The Internet is blowing up over listeria again. Last time it was ice cream. This time it’s frozen vegetables. According to the Centers for Disease Control, since September of 2013 eight people have been hospitalized with listeria thought to be linked to frozen vegetable contamination, and two of those have died, although their deaths were not considered caused by listeria. It is now being recommended that anything on the recall list going back to 2014 be sealed in a plastic bag and thrown away. Oh, and don’t forget the hazmat suit.
Can we all just calm down for a minute? Buried in most articles on the topic is the observation that “the vegetables in the recall are typically cooked before they’re eaten, which would kill the bacteria.” Oh.
That’s right.
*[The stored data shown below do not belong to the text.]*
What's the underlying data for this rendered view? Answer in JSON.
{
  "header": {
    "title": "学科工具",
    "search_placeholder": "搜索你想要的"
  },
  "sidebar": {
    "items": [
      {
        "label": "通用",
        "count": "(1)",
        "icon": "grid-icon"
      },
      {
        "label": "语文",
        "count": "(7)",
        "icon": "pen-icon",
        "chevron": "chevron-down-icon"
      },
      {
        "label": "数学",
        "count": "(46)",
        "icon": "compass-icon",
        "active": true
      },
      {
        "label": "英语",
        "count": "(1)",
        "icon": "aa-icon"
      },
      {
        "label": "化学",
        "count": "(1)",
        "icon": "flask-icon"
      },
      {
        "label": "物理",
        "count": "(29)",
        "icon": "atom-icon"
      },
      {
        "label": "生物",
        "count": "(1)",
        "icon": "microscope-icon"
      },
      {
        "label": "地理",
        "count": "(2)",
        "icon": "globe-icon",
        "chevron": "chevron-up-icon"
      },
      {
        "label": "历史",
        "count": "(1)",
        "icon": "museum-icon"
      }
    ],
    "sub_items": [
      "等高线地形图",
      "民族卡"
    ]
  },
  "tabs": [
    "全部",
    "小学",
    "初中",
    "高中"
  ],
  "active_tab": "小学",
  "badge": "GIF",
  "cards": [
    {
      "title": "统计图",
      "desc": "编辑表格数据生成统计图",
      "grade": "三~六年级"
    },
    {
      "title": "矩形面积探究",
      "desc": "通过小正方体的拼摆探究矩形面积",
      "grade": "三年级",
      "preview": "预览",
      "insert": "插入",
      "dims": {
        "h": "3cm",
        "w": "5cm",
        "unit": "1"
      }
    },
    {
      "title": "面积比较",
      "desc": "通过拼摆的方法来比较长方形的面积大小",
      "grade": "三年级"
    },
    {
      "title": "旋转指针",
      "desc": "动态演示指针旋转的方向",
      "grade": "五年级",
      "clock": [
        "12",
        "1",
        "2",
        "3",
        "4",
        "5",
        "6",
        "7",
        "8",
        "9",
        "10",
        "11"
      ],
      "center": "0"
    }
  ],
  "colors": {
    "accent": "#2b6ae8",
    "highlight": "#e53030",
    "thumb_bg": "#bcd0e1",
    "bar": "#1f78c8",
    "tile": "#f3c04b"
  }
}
You don’t need to throw out everything in your freezer. You just need to make sure it’s cooked to a temperature of at least 165 degrees Fahrenheit. That means if you bring the frozen veggies to a boil, you’re safe.
Look, I appreciate that if there is something harmful in a product we have purchased we as consumers deserve the right to know. But whatever happened to a little common sense? Why do we panic so over these things? Well, number one of course is the lawyers (and the people who hire them). Enough said.
Number two is the culture of fear, panic, and dependency that continues in so many ways to drive us, ironically sometimes making us less likely to heed warnings because we’re so used to being warned.
Number three is our need, at the same time we want to be protected and taken care of, to feel powerful. We live in a society in which government increasingly tells us we can’t be trusted to do anything for ourselves. Because a part of us doesn’t want to have the responsibility for taking care of ourselves, we have bought into the government lie.
At the same time, we deeply desire independence, freedom, and self-sufficiency. We want to be the masters of our own fates. So we look for little ways to feel like we have some control. Food is one area of our lives in which we can to some extent do that. So we buy into every food, diet, health, and vitamin fad in an effort to feel like we’re doing something, anything, to influence the short, gasping breath that is our own tiny little life in the vast span of human history.
But back to today. You don’t have throw out everything in your freezer. You just have to use a little common sense. Let me repeat. If you’re going to eat a frozen vegetable, don’t eat it frozen from the bag. Don’t simply run it under hot water. Don’t warm it up in the microwave. Boil it. Problem solved.
My husband tells a childhood story of discovering from his father that the peanut butter he was eating probably had insect parts in it. His dad delighted in telling him that many of our foods contain trace ingredients we might prefer not to think about. At the end of the stomach-turning litany, my husband’s father smiled broadly at his children and cheerfully announced, “But it’s all cooked and sterilized, so it’s nutritious.”
Exactly. Listen to dad. Eat your vegetables. After you cook them.